Capisco che  Andare lontano, (nell’Italia markettizzata) crea esattamente questa apprensione, non si trova il cibo genuino. E anche se lo sforzo è sapori e dintorni, una linea di prodotti  dop,  se avesse avuto tempo  “mammà” preparava la conserva, un sottolio, un pane fatto in casa, un taglio di buon cacio e qualche medicamento naturale per i piccoli mali stagionali; li avrebbe incartati con cura e infilati nella valigia,  se l’avesse fatta lei.

t u t t o q u e l c h e s o n o  è  q u e l c h e  h o .

Perché davvero all’estero, per chi ci va sul serio, non trova Evo l’olio d’oliva,  il parmigiano reggiano e il caffè preferito e un piccolo tesoretto di rifornimento è apprezzabile e ci sta. Non per questo si diventa attori lettori del mezzogiorno dello Spot, o luogo comune di un’Italia retrograda specie meridionale che incarna l’emigrato a nord.

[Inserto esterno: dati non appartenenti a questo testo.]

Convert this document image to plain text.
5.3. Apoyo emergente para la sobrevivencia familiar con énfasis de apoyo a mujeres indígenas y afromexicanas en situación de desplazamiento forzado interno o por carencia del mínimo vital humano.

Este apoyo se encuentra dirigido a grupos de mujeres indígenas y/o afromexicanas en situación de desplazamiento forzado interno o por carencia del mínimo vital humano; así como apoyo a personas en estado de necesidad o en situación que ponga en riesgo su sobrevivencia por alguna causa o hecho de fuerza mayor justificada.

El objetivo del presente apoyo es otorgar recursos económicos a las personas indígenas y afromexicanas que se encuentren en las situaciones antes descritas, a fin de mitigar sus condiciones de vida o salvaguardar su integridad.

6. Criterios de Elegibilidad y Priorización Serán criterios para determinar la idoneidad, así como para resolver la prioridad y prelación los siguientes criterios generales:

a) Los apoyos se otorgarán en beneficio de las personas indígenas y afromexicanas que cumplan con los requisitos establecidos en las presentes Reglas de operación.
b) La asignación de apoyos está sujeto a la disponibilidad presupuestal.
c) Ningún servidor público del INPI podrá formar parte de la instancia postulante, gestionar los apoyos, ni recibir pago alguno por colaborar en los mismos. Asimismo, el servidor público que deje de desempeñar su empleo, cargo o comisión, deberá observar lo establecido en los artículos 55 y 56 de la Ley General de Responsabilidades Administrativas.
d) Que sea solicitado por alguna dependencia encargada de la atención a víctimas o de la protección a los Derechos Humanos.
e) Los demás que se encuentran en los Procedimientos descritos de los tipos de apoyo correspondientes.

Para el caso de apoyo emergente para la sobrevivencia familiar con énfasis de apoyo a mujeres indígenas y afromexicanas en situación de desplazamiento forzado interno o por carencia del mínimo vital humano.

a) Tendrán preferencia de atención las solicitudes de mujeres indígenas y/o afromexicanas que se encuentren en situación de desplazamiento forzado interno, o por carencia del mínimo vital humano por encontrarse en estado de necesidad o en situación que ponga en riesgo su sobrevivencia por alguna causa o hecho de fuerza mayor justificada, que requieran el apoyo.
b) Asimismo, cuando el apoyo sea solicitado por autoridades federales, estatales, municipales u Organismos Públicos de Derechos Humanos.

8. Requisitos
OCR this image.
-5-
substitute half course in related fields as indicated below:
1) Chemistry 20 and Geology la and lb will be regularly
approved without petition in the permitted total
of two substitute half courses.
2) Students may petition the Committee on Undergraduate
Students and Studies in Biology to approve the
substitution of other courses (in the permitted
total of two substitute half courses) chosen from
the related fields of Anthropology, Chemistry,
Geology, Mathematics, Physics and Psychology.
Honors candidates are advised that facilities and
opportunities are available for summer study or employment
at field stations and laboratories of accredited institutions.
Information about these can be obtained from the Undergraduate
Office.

Un minimo di elasticità però e soprattutto vediamola così Conad è  leader di mercato anche in Campania, il suo trend è in salita: potere del market e probabilmente  un target che non protesterà.

A torto o a ragione chi si spacca invece in rete, sotto l’articolo,  è lo scampolo di popolo che è costretto a protestarne la faziosità; per non parlare della scarsa originalità dello spot.  E di certo con l’imbeccata dell’autrice. E il motivetto Conad va.

Buon 2019 

Dizzly

 

Salvatores per Conad (e le camicie impuzzonite) spaccano in reteultima modifica: 2018-12-31T17:40:31+01:00da Dizzly

← Previous post

Next post →

6 Comments

  1. “Un minimo di elasticità”… condivido, è la sintesi migliore. Tante volte gli intellettuali mostrano più limiti delle loro stesse censure. Eppure basterebbe un piccolo sforzo per contestualizzare ed apprezzare, come hai fatto tu.

  2. Lo spot è certamente criticabile, ma la giornalista è andata ben oltre il servizio di informazione e critica, ha ideato dei contenuti imprecisi per utilizzare un frasario di parte. Le risposte non sono mancate e i clik sono andati su. Spero non sia una combattente delle fake news ah ah !

  3. Al di là della disanima della giornalista, a me questo spot non piace perché è di una retorica insopportabile: famiglia del sud, mamma chioccia, papà che come sempre in questi casi ha un ruolo marginale e per concludere figlio bamboccione…ci mancava solo la valigia di cartone e il quadretto sarebbe stato perfetto.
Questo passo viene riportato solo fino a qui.